Uruguay Table of Contents
Two concerns dominated Uruguay's foreign economic relations during the 1980s. The first, both a fiscal and an external problem, was the foreign debt. Uruguay's external debt of about US$6.7 billion (US$6.2 of this was foreign debt to the United States) in 1989 (US$4.2 billion belonging to the public sector) was not an issue affecting international financial markets, like the much larger debt burdens of Brazil or Mexico (each over US$100 billion). Even so, Uruguay's indebtedness was onerous in comparison with the size of its economy and was one of the highest per capita debts in the region. For both the Sanguinetti and the Lacalle governments, debt reduction and debt rescheduling were priorities.

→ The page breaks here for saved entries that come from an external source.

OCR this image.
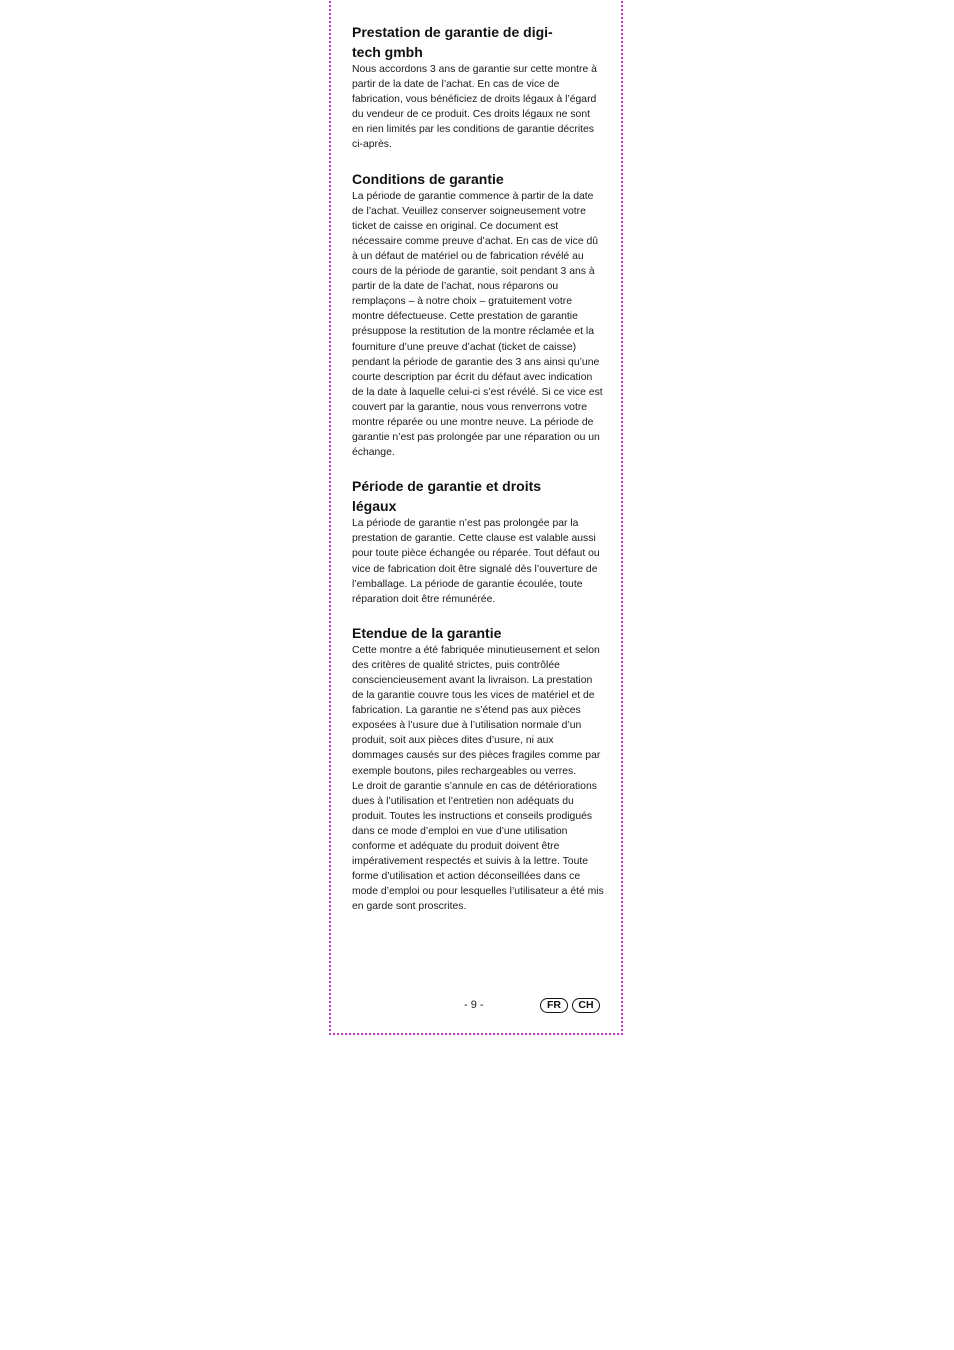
Prestation de garantie de digi-
tech gmbh

Nous accordons 3 ans de garantie sur cette montre à partir de la date de l’achat. En cas de vice de fabrication, vous bénéficiez de droits légaux à l’égard du vendeur de ce produit. Ces droits légaux ne sont en rien limités par les conditions de garantie décrites ci-après.

Conditions de garantie

La période de garantie commence à partir de la date de l’achat. Veuillez conserver soigneusement votre ticket de caisse en original. Ce document est nécessaire comme preuve d’achat. En cas de vice dû à un défaut de matériel ou de fabrication révélé au cours de la période de garantie, soit pendant 3 ans à partir de la date de l’achat, nous réparons ou remplaçons – à notre choix – gratuitement votre montre défectueuse. Cette prestation de garantie présuppose la restitution de la montre réclamée et la fourniture d’une preuve d’achat (ticket de caisse) pendant la période de garantie des 3 ans ainsi qu’une courte description par écrit du défaut avec indication de la date à laquelle celui-ci s’est révélé. Si ce vice est couvert par la garantie, nous vous renverrons votre montre réparée ou une montre neuve. La période de garantie n’est pas prolongée par une réparation ou un échange.

Période de garantie et droits
légaux

La période de garantie n’est pas prolongée par la prestation de garantie. Cette clause est valable aussi pour toute pièce échangée ou réparée. Tout défaut ou vice de fabrication doit être signalé dès l’ouverture de l’emballage. La période de garantie écoulée, toute réparation doit être rémunérée.

Etendue de la garantie

Cette montre a été fabriquée minutieusement et selon des critères de qualité strictes, puis contrôlée consciencieusement avant la livraison. La prestation de la garantie couvre tous les vices de matériel et de fabrication. La garantie ne s’étend pas aux pièces exposées à l’usure due à l’utilisation normale d’un produit, soit aux pièces dites d’usure, ni aux dommages causés sur des pièces fragiles comme par exemple boutons, piles rechargeables ou verres.

Le droit de garantie s’annule en cas de détériorations dues à l’utilisation et l’entretien non adéquats du produit. Toutes les instructions et conseils prodigués dans ce mode d’emploi en vue d’une utilisation conforme et adéquate du produit doivent être impérativement respectés et suivis à la lettre. Toute forme d’utilisation et action déconseillées dans ce mode d’emploi ou pour lesquelles l’utilisateur a été mis en garde sont proscrites.

- 9 -	FR	CH
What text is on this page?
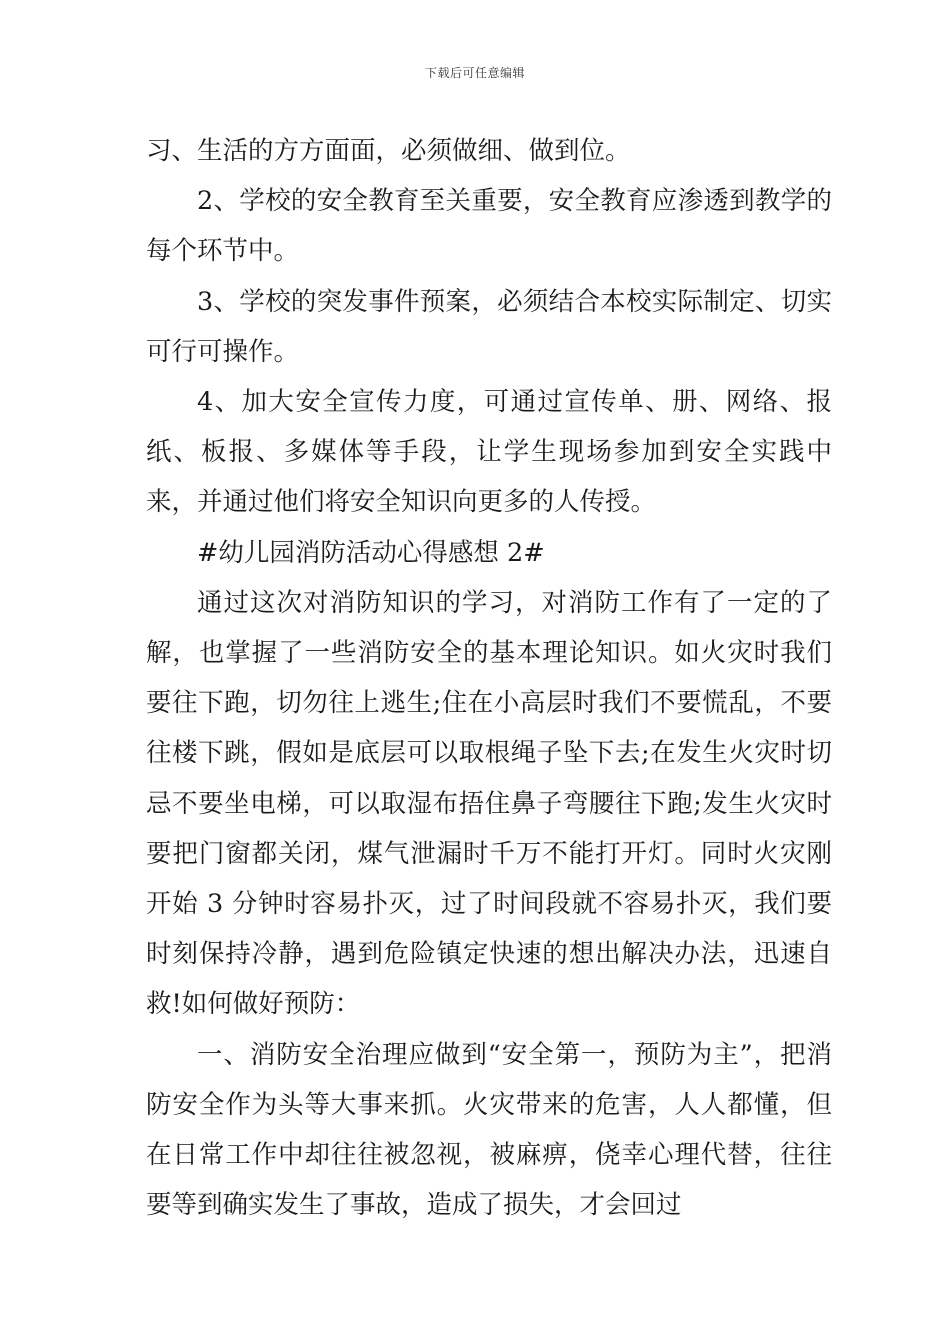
下载后可任意编辑

习、生活的方方面面，必须做细、做到位。

2、学校的安全教育至关重要，安全教育应渗透到教学的每个环节中。

3、学校的突发事件预案，必须结合本校实际制定、切实可行可操作。

4、加大安全宣传力度，可通过宣传单、册、网络、报纸、板报、多媒体等手段，让学生现场参加到安全实践中来，并通过他们将安全知识向更多的人传授。

#幼儿园消防活动心得感想 2#

通过这次对消防知识的学习，对消防工作有了一定的了解，也掌握了一些消防安全的基本理论知识。如火灾时我们要往下跑，切勿往上逃生;住在小高层时我们不要慌乱，不要往楼下跳，假如是底层可以取根绳子坠下去;在发生火灾时切忌不要坐电梯，可以取湿布捂住鼻子弯腰往下跑;发生火灾时要把门窗都关闭，煤气泄漏时千万不能打开灯。同时火灾刚开始 3 分钟时容易扑灭，过了时间段就不容易扑灭，我们要时刻保持冷静，遇到危险镇定快速的想出解决办法，迅速自救!如何做好预防：

一、消防安全治理应做到“安全第一，预防为主”，把消防安全作为头等大事来抓。火灾带来的危害，人人都懂，但在日常工作中却往往被忽视，被麻痹，侥幸心理代替，往往要等到确实发生了事故，造成了损失，才会回过
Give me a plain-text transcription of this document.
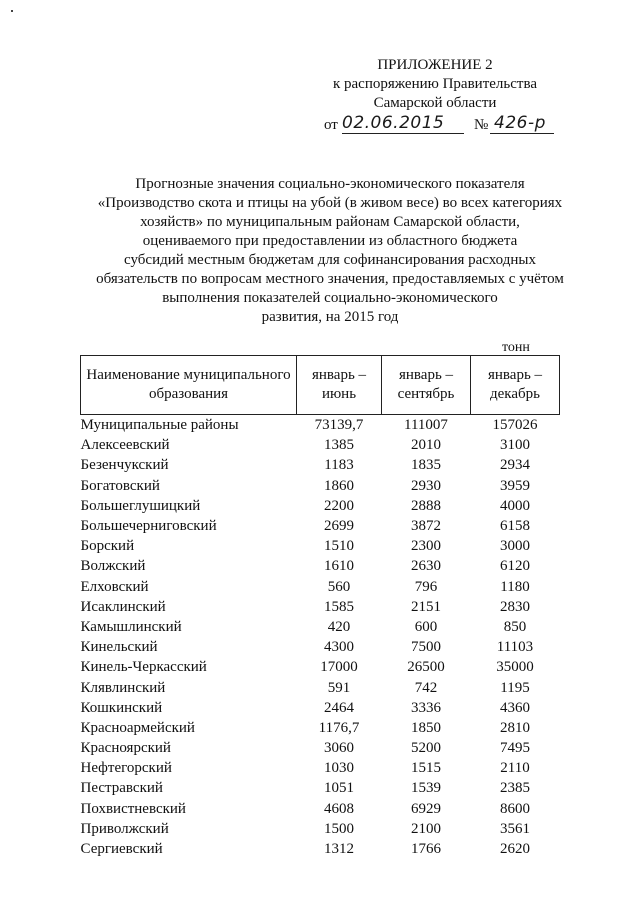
ПРИЛОЖЕНИЕ 2
к распоряжению Правительства
Самарской области
от 02.06.2015 № 426-р
Прогнозные значения социально-экономического показателя
«Производство скота и птицы на убой (в живом весе) во всех категориях
хозяйств» по муниципальным районам Самарской области,
оцениваемого при предоставлении из областного бюджета
субсидий местным бюджетам для софинансирования расходных
обязательств по вопросам местного значения, предоставляемых с учётом
выполнения показателей социально-экономического
развития, на 2015 год
тонн
Наименование муниципального образования	январь – июнь	январь – сентябрь	январь – декабрь
Муниципальные районы	73139,7	111007	157026
Алексеевский	1385	2010	3100
Безенчукский	1183	1835	2934
Богатовский	1860	2930	3959
Большеглушицкий	2200	2888	4000
Большечерниговский	2699	3872	6158
Борский	1510	2300	3000
Волжский	1610	2630	6120
Елховский	560	796	1180
Исаклинский	1585	2151	2830
Камышлинский	420	600	850
Кинельский	4300	7500	11103
Кинель-Черкасский	17000	26500	35000
Клявлинский	591	742	1195
Кошкинский	2464	3336	4360
Красноармейский	1176,7	1850	2810
Красноярский	3060	5200	7495
Нефтегорский	1030	1515	2110
Пестравский	1051	1539	2385
Похвистневский	4608	6929	8600
Приволжский	1500	2100	3561
Сергиевский	1312	1766	2620
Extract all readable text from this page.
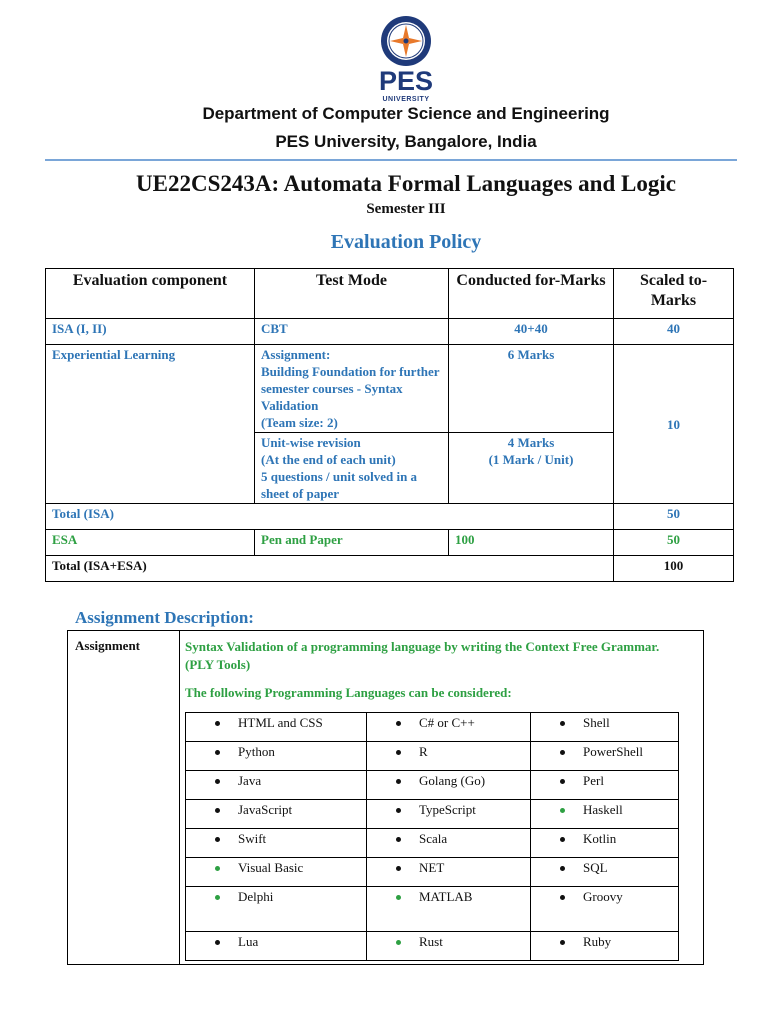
PES
UNIVERSITY
Department of Computer Science and Engineering
PES University, Bangalore, India
UE22CS243A: Automata Formal Languages and Logic
Semester III
Evaluation Policy
Evaluation component	Test Mode	Conducted for-Marks	Scaled to-Marks
ISA (I, II)	CBT	40+40	40
Experiential Learning	Assignment:
Building Foundation for further semester courses - Syntax Validation
(Team size: 2)	6 Marks	10
	Unit-wise revision
(At the end of each unit)
5 questions / unit solved in a sheet of paper	4 Marks
(1 Mark / Unit)	
Total (ISA)			50
ESA	Pen and Paper	100	50
Total (ISA+ESA)			100
Assignment Description:
Assignment	Syntax Validation of a programming language by writing the Context Free Grammar. (PLY Tools)
The following Programming Languages can be considered:
HTML and CSS	C# or C++	Shell

Python	R	PowerShell

Java	Golang (Go)	Perl

JavaScript	TypeScript	Haskell

Swift	Scala	Kotlin

Visual Basic	NET	SQL

Delphi	MATLAB	Groovy

Lua	Rust	Ruby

The second major concern was trade, primarily for its importance to overall economic growth. Trade-related activities were responsible for about 12 percent of GDP in 1988. Exports, which were the source of Uruguay's wealth in the early twentieth century, were seen as the key to the revival of the economy. Demand within Uruguay was simply too small to support large production increases. Trade was especially important in the 1980s because of the debt burden. In order to make payments on mostly dollar-denominated loans, Uruguay needed foreign exchange (dollars). Thus, the trade balance (the difference in value between exports and imports) took on added significance. To spur economic growth and to earn foreign exchange, Uruguay joined other Latin American nations in restraining imports and augmenting exports. Despite its positive trade balance, however, Uruguay's foreign debt continued to increase.